Таким образом к концу первого года своей деятельности Суровцов убедился со всею ясностью, что шишовцы, над делами которых он хлопотал с таким наивным и безрасчётным увлечением, считали его за самого вредного и самого антипатичного человека из своей среды. Конечно, далеко не все относились к Суровцову так враждебно; были люди более справедливые, более доступные впечатлению добра; они хорошо думали о Суровцове и ценили его деятельность. Но эта оценка была не в силах побудить их сделать решительный шаг на защиту его репутации, на которую вели на их глазах такие яростные и незаслуженные атаки. Никто из этих друзей не хотел открыто рискнуть своими отношениями к уездным властям и показать себя решительным сторонником человека, подвергнувшегося преследованию большинства. Это казалось им требованием приличия и известной почтенности.
Если и не все они были «люди Шишей», то всё-таки поступали подобно шишовцам, вращаясь в безысходном кругу личный расчётов и сторонясь от более широкого и справедливого мерила человеческих действий. Надя знала обо всём этом и от Анатолия, и от отца и приходила в невыразимое негодование.

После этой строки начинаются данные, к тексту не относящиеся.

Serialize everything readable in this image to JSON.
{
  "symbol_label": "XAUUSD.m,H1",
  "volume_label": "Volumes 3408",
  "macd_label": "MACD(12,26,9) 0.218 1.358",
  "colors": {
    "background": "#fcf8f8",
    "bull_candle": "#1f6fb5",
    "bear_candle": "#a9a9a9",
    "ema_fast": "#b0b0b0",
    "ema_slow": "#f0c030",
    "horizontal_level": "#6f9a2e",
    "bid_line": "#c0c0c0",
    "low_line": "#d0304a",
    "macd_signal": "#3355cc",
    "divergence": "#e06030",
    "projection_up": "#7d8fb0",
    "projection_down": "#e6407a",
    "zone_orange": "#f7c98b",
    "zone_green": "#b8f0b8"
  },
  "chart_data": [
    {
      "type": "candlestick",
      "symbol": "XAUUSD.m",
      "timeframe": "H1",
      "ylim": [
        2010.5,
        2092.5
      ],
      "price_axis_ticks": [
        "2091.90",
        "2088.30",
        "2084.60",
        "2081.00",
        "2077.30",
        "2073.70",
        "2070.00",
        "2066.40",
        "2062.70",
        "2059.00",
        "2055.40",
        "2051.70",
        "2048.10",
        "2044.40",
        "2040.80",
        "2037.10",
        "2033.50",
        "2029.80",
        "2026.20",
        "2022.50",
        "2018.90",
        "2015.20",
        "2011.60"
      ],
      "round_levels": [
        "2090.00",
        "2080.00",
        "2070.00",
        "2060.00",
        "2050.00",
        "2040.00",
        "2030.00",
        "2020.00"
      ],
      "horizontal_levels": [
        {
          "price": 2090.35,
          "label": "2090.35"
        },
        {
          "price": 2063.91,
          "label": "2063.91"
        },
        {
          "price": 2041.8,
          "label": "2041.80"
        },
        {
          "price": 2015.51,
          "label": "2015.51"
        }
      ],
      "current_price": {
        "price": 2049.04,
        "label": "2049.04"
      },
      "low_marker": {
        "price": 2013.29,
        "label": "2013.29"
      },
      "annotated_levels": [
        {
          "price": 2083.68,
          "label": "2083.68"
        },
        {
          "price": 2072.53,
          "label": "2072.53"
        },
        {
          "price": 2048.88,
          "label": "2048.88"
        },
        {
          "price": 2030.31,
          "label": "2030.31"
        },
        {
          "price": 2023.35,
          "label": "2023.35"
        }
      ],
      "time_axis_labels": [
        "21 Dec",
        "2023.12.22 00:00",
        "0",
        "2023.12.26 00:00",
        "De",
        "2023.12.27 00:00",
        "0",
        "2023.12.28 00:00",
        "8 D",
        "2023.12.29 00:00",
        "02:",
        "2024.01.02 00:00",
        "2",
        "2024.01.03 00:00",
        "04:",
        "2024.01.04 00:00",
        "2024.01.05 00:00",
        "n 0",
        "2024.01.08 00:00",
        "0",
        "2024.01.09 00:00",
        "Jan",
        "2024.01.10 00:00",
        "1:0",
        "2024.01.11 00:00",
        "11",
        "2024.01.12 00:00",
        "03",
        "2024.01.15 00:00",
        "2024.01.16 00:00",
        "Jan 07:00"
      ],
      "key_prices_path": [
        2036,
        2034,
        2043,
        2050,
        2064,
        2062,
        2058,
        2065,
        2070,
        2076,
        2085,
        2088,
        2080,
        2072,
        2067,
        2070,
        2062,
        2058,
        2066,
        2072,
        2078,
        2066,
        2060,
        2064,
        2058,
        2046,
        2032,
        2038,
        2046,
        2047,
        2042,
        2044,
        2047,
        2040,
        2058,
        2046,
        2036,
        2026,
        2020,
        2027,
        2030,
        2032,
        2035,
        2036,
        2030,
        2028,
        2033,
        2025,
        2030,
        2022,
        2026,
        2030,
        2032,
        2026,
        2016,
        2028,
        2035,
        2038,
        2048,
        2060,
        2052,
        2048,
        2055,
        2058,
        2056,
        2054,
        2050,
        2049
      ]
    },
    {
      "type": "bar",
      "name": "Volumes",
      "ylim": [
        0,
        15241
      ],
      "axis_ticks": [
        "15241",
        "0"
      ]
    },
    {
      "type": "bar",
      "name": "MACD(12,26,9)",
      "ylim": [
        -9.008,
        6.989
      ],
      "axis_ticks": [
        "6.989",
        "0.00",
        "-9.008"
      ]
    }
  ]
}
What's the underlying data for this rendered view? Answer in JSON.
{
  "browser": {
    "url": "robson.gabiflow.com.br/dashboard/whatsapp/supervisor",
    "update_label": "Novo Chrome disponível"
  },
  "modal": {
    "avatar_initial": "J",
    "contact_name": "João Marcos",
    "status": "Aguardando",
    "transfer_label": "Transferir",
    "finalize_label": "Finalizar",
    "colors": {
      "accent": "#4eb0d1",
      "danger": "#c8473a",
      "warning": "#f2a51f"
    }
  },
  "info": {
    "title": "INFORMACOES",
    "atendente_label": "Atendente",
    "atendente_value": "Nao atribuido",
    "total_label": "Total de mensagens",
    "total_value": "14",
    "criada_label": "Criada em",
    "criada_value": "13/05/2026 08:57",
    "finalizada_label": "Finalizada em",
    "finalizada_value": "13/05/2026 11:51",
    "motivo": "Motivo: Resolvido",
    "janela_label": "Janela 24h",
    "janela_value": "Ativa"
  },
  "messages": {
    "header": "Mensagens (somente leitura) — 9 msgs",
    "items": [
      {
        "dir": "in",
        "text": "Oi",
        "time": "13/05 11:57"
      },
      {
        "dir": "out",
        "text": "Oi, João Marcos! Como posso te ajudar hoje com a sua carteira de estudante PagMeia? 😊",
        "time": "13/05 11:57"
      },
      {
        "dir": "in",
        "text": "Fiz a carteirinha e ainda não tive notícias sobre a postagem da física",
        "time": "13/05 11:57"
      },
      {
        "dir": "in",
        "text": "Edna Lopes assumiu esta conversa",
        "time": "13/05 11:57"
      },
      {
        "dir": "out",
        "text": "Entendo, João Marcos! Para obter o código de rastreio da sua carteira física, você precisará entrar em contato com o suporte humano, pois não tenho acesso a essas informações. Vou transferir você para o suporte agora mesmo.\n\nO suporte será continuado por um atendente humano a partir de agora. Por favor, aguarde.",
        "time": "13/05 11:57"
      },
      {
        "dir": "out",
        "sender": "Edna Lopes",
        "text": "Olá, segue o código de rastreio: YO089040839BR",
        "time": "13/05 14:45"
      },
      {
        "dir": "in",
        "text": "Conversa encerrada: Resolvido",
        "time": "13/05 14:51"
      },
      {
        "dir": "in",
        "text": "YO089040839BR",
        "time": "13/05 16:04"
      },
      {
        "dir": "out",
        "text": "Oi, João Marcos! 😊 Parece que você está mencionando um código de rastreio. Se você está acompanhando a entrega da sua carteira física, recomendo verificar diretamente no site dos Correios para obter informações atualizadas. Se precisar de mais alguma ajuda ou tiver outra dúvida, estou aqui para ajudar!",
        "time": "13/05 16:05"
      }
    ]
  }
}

— О, как люди гадки и глупы! — говорила она, выслушивая насмешливые рассказы Анатолия о разных потайных кознях против него. — Как глубоко презираю я их! И вы имеете духу служить им, хлопотать о них?
— Не им и не о них, Надежда Трофимовна, — поправлял с шутливою улыбкою Суровцов. — Я служу истине. Чем больше у неё врагов, тем более она нуждается в друзьях. А для Каншиных и Кo, конечно, не было бы б`oльшего удовольствия, как сплавить отсюда последнего порядочного человека. Чем горячее желают они этого, тем упрямее буду отстаивать я свой пост. Значит, я действительно делаю что-нибудь полезное, если негодяи так встревожены.
— О, как гадки, как низки люди! — повторила словно сама себе Надя, заламывая руки с самым сокрушённым выражением лица.